Traurig ist dann nur, wenn eben jene Dinge, die eigentlich Gewissheit geben sollten, nämlich Glaube, Wahrheit und man Selbst, hinterfragt werden (müssen).
Aber wenn man sich einmal sicher ist, heißt das nicht, dass man sich immer sicher ist. Der Zweifel löscht alte Gewissheiten und bringt neue hervor. Gestern war die Welt ein wunderschöner Ort, heute ist sie die Hölle. Zwei Gewissheiten, aber die Zeit hat sie verändert. Kann der Mensch überhaupt alleine aus sich heraus Gewissheit gewinnen? Vielleicht ist es eher das Zusammenspiel des Gesamten, vom ICH und DU und dem Rest? Bedeutet, seinen Platz zu finden, dass es für jeden Menschen 'den' richtigen Platz gibt, oder dass sich jeder irgendwie auf einem Platz arrangiert, den man sich selbst, den die anderen und das Leben einem zuweist?

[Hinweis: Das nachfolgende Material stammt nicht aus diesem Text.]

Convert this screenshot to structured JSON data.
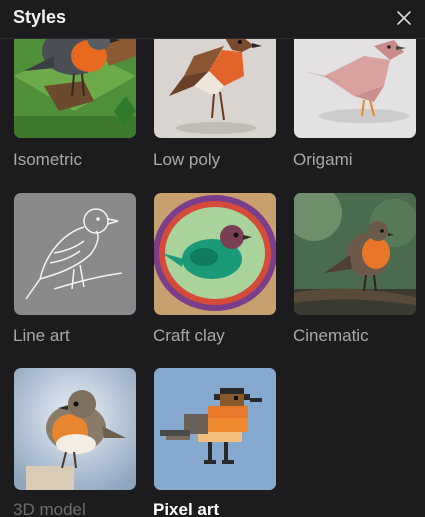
{
  "header": {
    "title": "Styles",
    "close_icon": "close-icon"
  },
  "styles": [
    {
      "label": "Isometric",
      "selected": false
    },
    {
      "label": "Low poly",
      "selected": false
    },
    {
      "label": "Origami",
      "selected": false
    },
    {
      "label": "Line art",
      "selected": false
    },
    {
      "label": "Craft clay",
      "selected": false
    },
    {
      "label": "Cinematic",
      "selected": false
    },
    {
      "label": "3D model",
      "selected": false
    },
    {
      "label": "Pixel art",
      "selected": true
    }
  ],
  "colors": {
    "background": "#1c1c1e",
    "label": "#a9a9ad",
    "selected_label": "#ffffff",
    "selected_border": "#cfd8e3"
  }
}
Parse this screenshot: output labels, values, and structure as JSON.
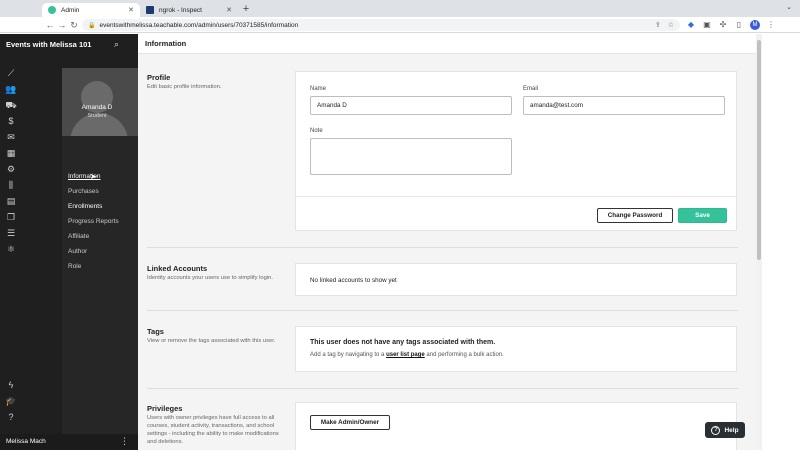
{
  "browser": {
    "tabs": [
      {
        "title": "Admin",
        "favicon_color": "#35c29b",
        "active": true
      },
      {
        "title": "ngrok - Inspect",
        "favicon_color": "#1f3b6d",
        "active": false
      }
    ],
    "new_tab": "+",
    "url": "eventswithmelissa.teachable.com/admin/users/70371585/information",
    "profile_initial": "M"
  },
  "sidebar": {
    "school_name": "Events with Melissa 101",
    "rail_icons": [
      "trend-icon",
      "users-icon",
      "truck-icon",
      "dollar-icon",
      "mail-icon",
      "grid-icon",
      "gear-icon",
      "library-icon",
      "calendar-icon",
      "page-icon",
      "doc-icon",
      "hierarchy-icon"
    ],
    "bottom_icons": [
      "bolt-icon",
      "graduation-icon",
      "question-icon"
    ],
    "user": {
      "name": "Amanda D",
      "role": "Student"
    },
    "subnav": [
      {
        "label": "Information",
        "active": true
      },
      {
        "label": "Purchases"
      },
      {
        "label": "Enrollments"
      },
      {
        "label": "Progress Reports"
      },
      {
        "label": "Affiliate"
      },
      {
        "label": "Author"
      },
      {
        "label": "Role"
      }
    ],
    "owner_name": "Melissa Mach"
  },
  "main": {
    "title": "Information",
    "profile": {
      "title": "Profile",
      "desc": "Edit basic profile information.",
      "name_label": "Name",
      "name_value": "Amanda D",
      "email_label": "Email",
      "email_value": "amanda@test.com",
      "note_label": "Note",
      "change_password": "Change Password",
      "save": "Save"
    },
    "linked": {
      "title": "Linked Accounts",
      "desc": "Identity accounts your users use to simplify login.",
      "empty": "No linked accounts to show yet"
    },
    "tags": {
      "title": "Tags",
      "desc": "View or remove the tags associated with this user.",
      "empty_title": "This user does not have any tags associated with them.",
      "hint_pre": "Add a tag by navigating to a",
      "hint_link": "user list page",
      "hint_post": "and performing a bulk action."
    },
    "privileges": {
      "title": "Privileges",
      "desc": "Users with owner privileges have full access to all courses, student activity, transactions, and school settings - including the ability to make modifications and deletions.",
      "button": "Make Admin/Owner"
    }
  },
  "help": {
    "label": "Help"
  },
  "colors": {
    "accent": "#35c29b",
    "sidebar": "#1f1f1f"
  }
}
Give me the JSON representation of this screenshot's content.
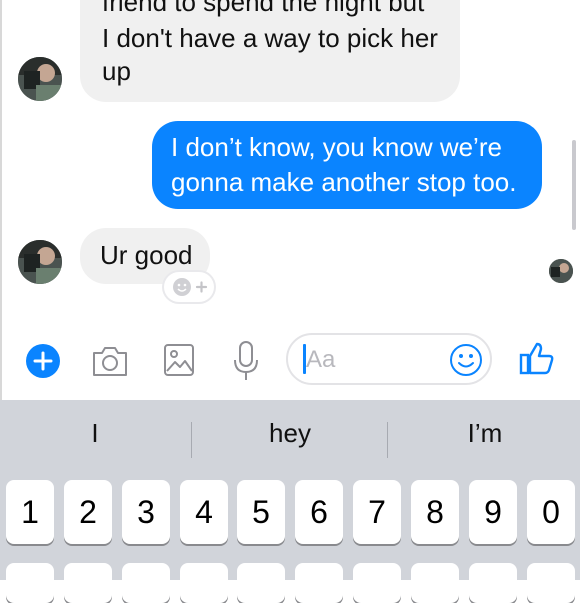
{
  "conversation": {
    "messages": [
      {
        "sender": "contact",
        "lines": [
          "friend to spend the night but",
          "I don't have a way to pick her",
          "up"
        ]
      },
      {
        "sender": "me",
        "lines": [
          "I don’t know, you know we’re",
          "gonna make another stop too."
        ]
      },
      {
        "sender": "contact",
        "lines": [
          "Ur good"
        ]
      }
    ]
  },
  "composer": {
    "placeholder": "Aa",
    "icons": [
      "plus-icon",
      "camera-icon",
      "gallery-icon",
      "microphone-icon",
      "emoji-icon",
      "thumbs-up-icon"
    ],
    "accent": "#0a84ff"
  },
  "keyboard": {
    "suggestions": [
      "I",
      "hey",
      "I’m"
    ],
    "number_row": [
      "1",
      "2",
      "3",
      "4",
      "5",
      "6",
      "7",
      "8",
      "9",
      "0"
    ],
    "background": "#d1d4da"
  }
}
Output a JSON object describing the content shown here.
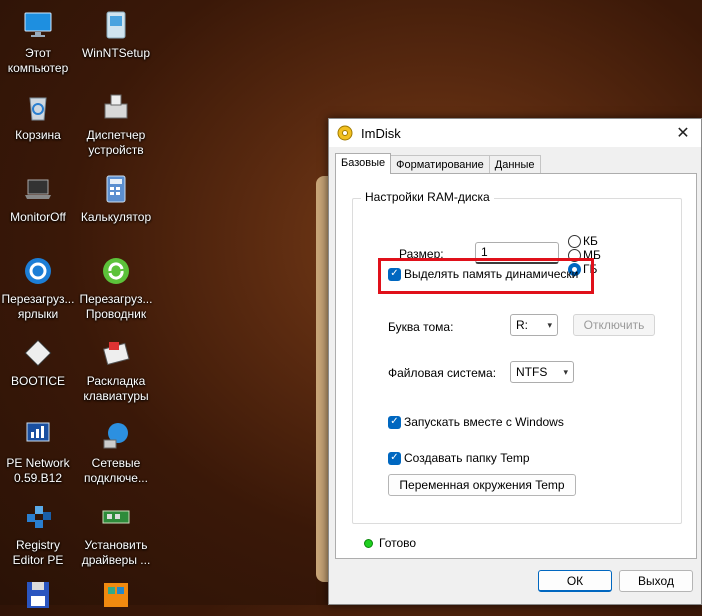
{
  "desktop": {
    "icons": [
      {
        "name": "this-pc",
        "label": "Этот\nкомпьютер",
        "icon": "monitor-icon"
      },
      {
        "name": "winntsetup",
        "label": "WinNTSetup",
        "icon": "setup-icon"
      },
      {
        "name": "recycle-bin",
        "label": "Корзина",
        "icon": "recycle-bin-icon"
      },
      {
        "name": "device-manager",
        "label": "Диспетчер\nустройств",
        "icon": "device-manager-icon"
      },
      {
        "name": "monitoroff",
        "label": "MonitorOff",
        "icon": "laptop-icon"
      },
      {
        "name": "calculator",
        "label": "Калькулятор",
        "icon": "calculator-icon"
      },
      {
        "name": "reload-shortcuts",
        "label": "Перезагруз...\nярлыки",
        "icon": "reload-shortcuts-icon"
      },
      {
        "name": "reload-explorer",
        "label": "Перезагруз...\nПроводник",
        "icon": "reload-explorer-icon"
      },
      {
        "name": "bootice",
        "label": "BOOTICE",
        "icon": "bootice-icon"
      },
      {
        "name": "keyboard-layout",
        "label": "Раскладка\nклавиатуры",
        "icon": "keyboard-layout-icon"
      },
      {
        "name": "pe-network",
        "label": "PE Network\n0.59.B12",
        "icon": "network-icon"
      },
      {
        "name": "network-connections",
        "label": "Сетевые\nподключе...",
        "icon": "globe-icon"
      },
      {
        "name": "registry-editor",
        "label": "Registry\nEditor PE",
        "icon": "registry-icon"
      },
      {
        "name": "install-drivers",
        "label": "Установить\nдрайверы ...",
        "icon": "drivers-icon"
      },
      {
        "name": "floppy",
        "label": "",
        "icon": "floppy-icon"
      },
      {
        "name": "windows-app",
        "label": "",
        "icon": "windows-app-icon"
      }
    ]
  },
  "dialog": {
    "title": "ImDisk",
    "close_glyph": "✕",
    "tabs": [
      {
        "label": "Базовые",
        "active": true
      },
      {
        "label": "Форматирование",
        "active": false
      },
      {
        "label": "Данные",
        "active": false
      }
    ],
    "group_title": "Настройки RAM-диска",
    "size_label": "Размер:",
    "size_value": "1",
    "units": [
      {
        "label": "КБ",
        "selected": false
      },
      {
        "label": "МБ",
        "selected": false
      },
      {
        "label": "ГБ",
        "selected": true
      }
    ],
    "dynamic_memory_label": "Выделять память динамически",
    "dynamic_memory_checked": true,
    "volume_letter_label": "Буква тома:",
    "volume_letter_value": "R:",
    "disconnect_label": "Отключить",
    "filesystem_label": "Файловая система:",
    "filesystem_value": "NTFS",
    "start_with_windows_label": "Запускать вместе с Windows",
    "create_temp_label": "Создавать папку Temp",
    "env_var_button": "Переменная окружения Temp",
    "status_text": "Готово",
    "ok_label": "ОК",
    "exit_label": "Выход",
    "colors": {
      "accent": "#0067c0",
      "highlight": "#e0101a",
      "status": "#20d020"
    }
  }
}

Ich glaube, man sollte nicht nach Wissen oder Nicht-Wissen fragen, sondern nach der Relevanz des Wissens. Ist Wissen heute überhaupt noch von Bedeutung, welchen Bezug hat es denn zum Menschen, zu mir? Bestimmtes Wissen hat einen praktischen Charakter, so das Wissen um die Schwerkraft (im generellen ist die Physik wohl das praxisbezogenste Wissen), etc.
Vieles andere ist im wahrsten Sinne des Wortes irrelevant. Was soll es für mein Leben bedeuten, zu wissen, wie groß das Universum ist? Was soll es bedeuten, zu wissen, seit wann es den Menschen gibt? Das ist vielleicht genau das, was Souji geschrieben hat; dass denken um des denken willens keinen nutzen hat (so habe ich ihn zumindest interpretiert^^°)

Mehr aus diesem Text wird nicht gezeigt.